Carrington depicted lands as “taken from the Indians” before October 1891 when U.S. horse-mounted military forced the Bitter Root Salish to travel on foot to the Flathead Reserve north of Missoula. Salish farms of 50 years, since the 1841 St. Mary’s Mission arrival of Father Pierre-Jean DeSmet and farming, were immediately auctioned. Soon, in 1909, NP Railroad advertised homesteading on Flathead Reservation.
The artifacts verify Missoula/Ravalli County Deeds (separate in 1893) and my oral history from the 1860’s of great-great-grandmother Eliza Foster Carlton Holden Lavey. Widowed twice, she, with her third husband Lawrence Lavey and her five sons, including Robert Carlton, Sr. (Florence-Carlton area) and Ruben Holden, Sr., (Holden School) bought land from Squire Parker and his Salish wife. He was a “squatter” before the Homestead Act of 1862. Laveys paid this off in the early 1870’s. This is on Larry Lavey namesake, Larry Creek, which runs through U.S. Department of Agriculture Larry Creek Campground. Along with other St. Mary’s Mission members, Laveys wrote to Washington, D.C., to protect the Salish from removal—to no avail.
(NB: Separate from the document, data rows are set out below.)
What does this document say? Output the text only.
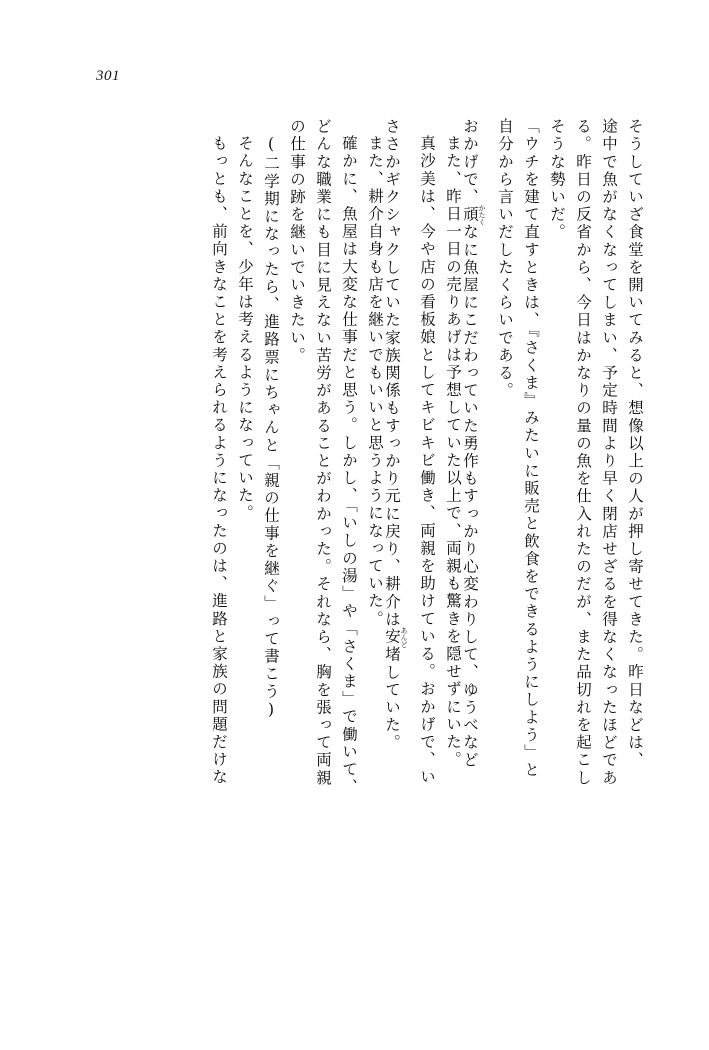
301
そうしていざ食堂を開いてみると、想像以上の人が押し寄せてきた。昨日などは、
途中で魚がなくなってしまい、予定時間より早く閉店せざるを得なくなったほどであ
る。昨日の反省から、今日はかなりの量の魚を仕入れたのだが、また品切れを起こし
そうな勢いだ。
「ウチを建て直すときは、『さくま』みたいに販売と飲食をできるようにしよう」と
自分から言いだしたくらいである。
おかげで、頑 かたくなに魚屋にこだわっていた勇作もすっかり心変わりして、ゆうべなど
また、昨日一日の売りあげは予想していた以上で、両親も驚きを隠せずにいた。
真沙美は、今や店の看板娘としてキビキビ働き、両親を助けている。おかげで、い
ささかギクシャクしていた家族関係もすっかり元に戻り、耕介は安 あんど堵していた。
また、耕介自身も店を継いでもいいと思うようになっていた。
確かに、魚屋は大変な仕事だと思う。しかし、「いしの湯」や「さくま」で働いて、
どんな職業にも目に見えない苦労があることがわかった。それなら、胸を張って両親
の仕事の跡を継いでいきたい。
(二学期になったら、進路票にちゃんと「親の仕事を継ぐ」って書こう)
そんなことを、少年は考えるようになっていた。
もっとも、前向きなことを考えられるようになったのは、進路と家族の問題だけな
Simultaneously to my studying, Bitterrooters voiced similar bans against homeless Syrian and Muslim refugees. However, we can better learn from Mother Missoula County’s history where “refugee” families visibly contribute in jobs, businesses, art fairs, farmer markets, parades, construction, etc.
To the Salish, yellow at St. Mary’s Mission altar represents courage. We must continue to live Salish, pioneer, and Missoula strength of courage and compassion to accept new peoples. We are 21st Century Bitterrooters known to wave “Hello,” not 19th Century America. This is Montana.